When my daughter was 10 months old, as I held her in my arms – in a bookshop in Louisville Kentucky – she was touched inappropriately by a man in late middle age. He approached us and commented amiably on her sweetness and I smiled in return and made some innocuous reply. Then I realised that he had put his fingers in her mouth and rubbed them along her gums, as he asked me conversationally if she had any teeth yet.
I pulled her back away from him as I replied to him, sensible of the physical imposition – but I didn’t rebuke him. It didn’t even occur to me to rebuke him. I was swept along in the imperative to be polite and friendly in public. And it all happened so swiftly. He didn’t linger, he headed with his purchase out of the shop and that was that.
My friend had seen it all from a few feet away and she moved over to us quickly, indignant on my behalf. She asked if we were okay as we watched him walk out the door, and wondered scathingly how he would like it himself if a total stranger stuck their fingers into his mouth. I brushed it off, played it down. He probably meant no harm. He may not have even been conscious of what he was doing. He had just been trying to be friendly. Well anyway it was too late now, he’d left the shop. No point in dwelling on it. Just a weirdly unpleasant encounter, best forgotten.
The trouble is, I have never forgotten it. I remember being surprised, caught off guard, when he reached out and touched the inside of her mouth. I remember pulling her back and away from him, my gut instinct being that he had crossed a physical boundary, and wondering when he’d last washed his hands. I remember the immediate mental negotiating, trying to rationalise why it was no big deal, that I shouldn’t worry about it, that it didn’t matter. I remember a seed of disquiet lodging itself inside me and spoiling the rest of that day, what should have been a wonderful day visiting with my friend.
Time hasn’t eased the disquiet. That seed has grown steadily over the years, and with it my anger. I’m not especially angry with the man himself. My baby daughter wasn’t harmed, and he really may not have meant to cause any offense. I’m not angry with that man himself but I am very, very angry that it happened. It makes me angry that he felt so thoughtlessly entitled to touch her. He imposed himself upon her, and upon me too by proxy. It makes me angry that I didn’t stop him or confront him – that I didn’t have the social tools or the inner confidence to confront him. My ingrained response was to swallow my discomfort, to not rock the boat, to minimise and excuse and push it all aside. It makes me angry that I accepted it with a smile, even though it didn’t feel right.

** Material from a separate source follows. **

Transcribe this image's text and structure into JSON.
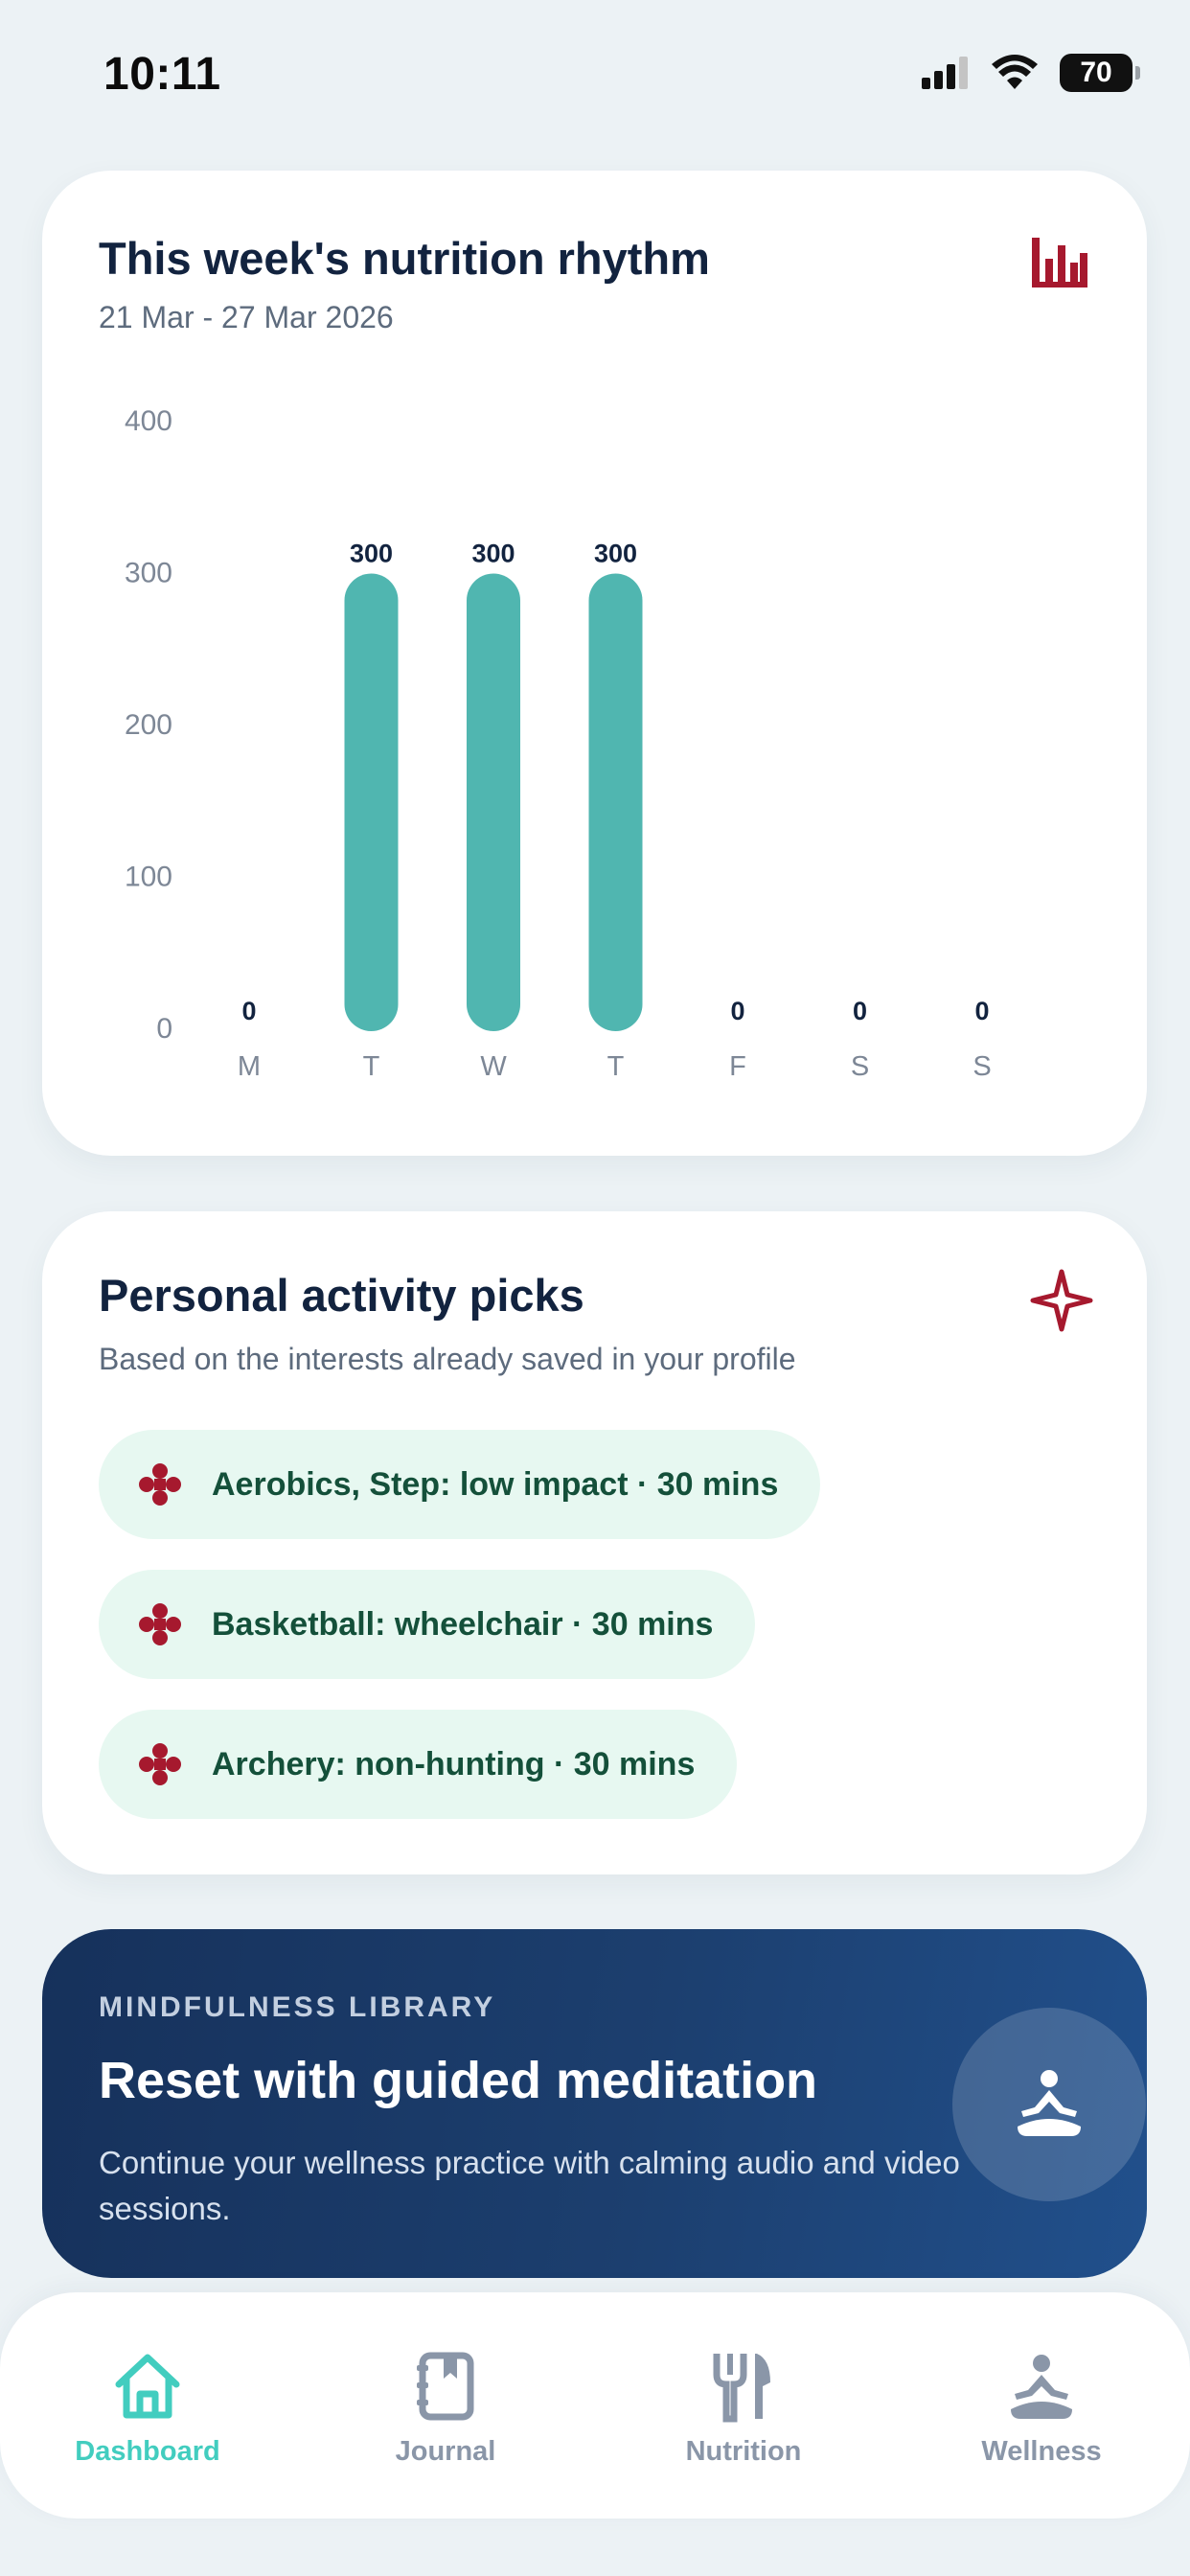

Jesus, it wasn’t even sexual contact.
Like every woman alive on the planet, I have experienced inappropriate behaviour and sexual harrassment from acquaintances and strangers. I have been ordered to wear shorter skirts and sexier tops by my male boss, and fired when I failed to be flirtatious enough with his pub clientele. I have had my ass touched in public places, and been ordered to smile by complete strangers. I spent nearly an hour one afternoon trying to peel away from a man who had attached himself to my side, demanding that I tell him my name and join him for a drink. I’ve sat next to men on the bus and the train, squeezing myself into as small a space as possible, while they stretch themselves out, often with their legs splayed wide apart. I’ve walked past innumerable men with a hand resting on their crotch… why? To intimidate me? To reassure themselves? To make sure their dick hasn’t dropped off?
But of all this everyday sexism, it is the encounter with the man in the bookshop which sits like a grim pit in my stomach and still nauseates me nearly twenty years later. It was so casual, so nebulous, so invisible a transgression. So insidious in its power dynamic: you are there, available for me to touch, this old man told my infant daughter – and in doing so told me as well. I can touch you as I like, and then walk away as though it means nothing. And you won’t complain. You won’t kick up a fuss. You will try to tell yourself it doesn’t matter. But it does.
And you won’t complain. You won’t kick up a fuss. You will try to tell yourself it doesn’t matter. But it does.
This is how I feel about a lady who came into my life in 2010. She did as the man did to your child but in her case it was to my husband. Despite knowing he was married with young children. How can such women live with themselves? Just like this man who crossed the line, she crossed the line, the line was not there for him and the line was not there for her either.
I think about it each day, I will never forget. She knows I know.
And I try not to complain. I try not to kick up a fuss. I try to tell myself it doesn’t matter. But it does and always will.
Hello and thank you for your response. I’m sorry you’ve been reminded of this. It sounds like it was very hurtful indeed.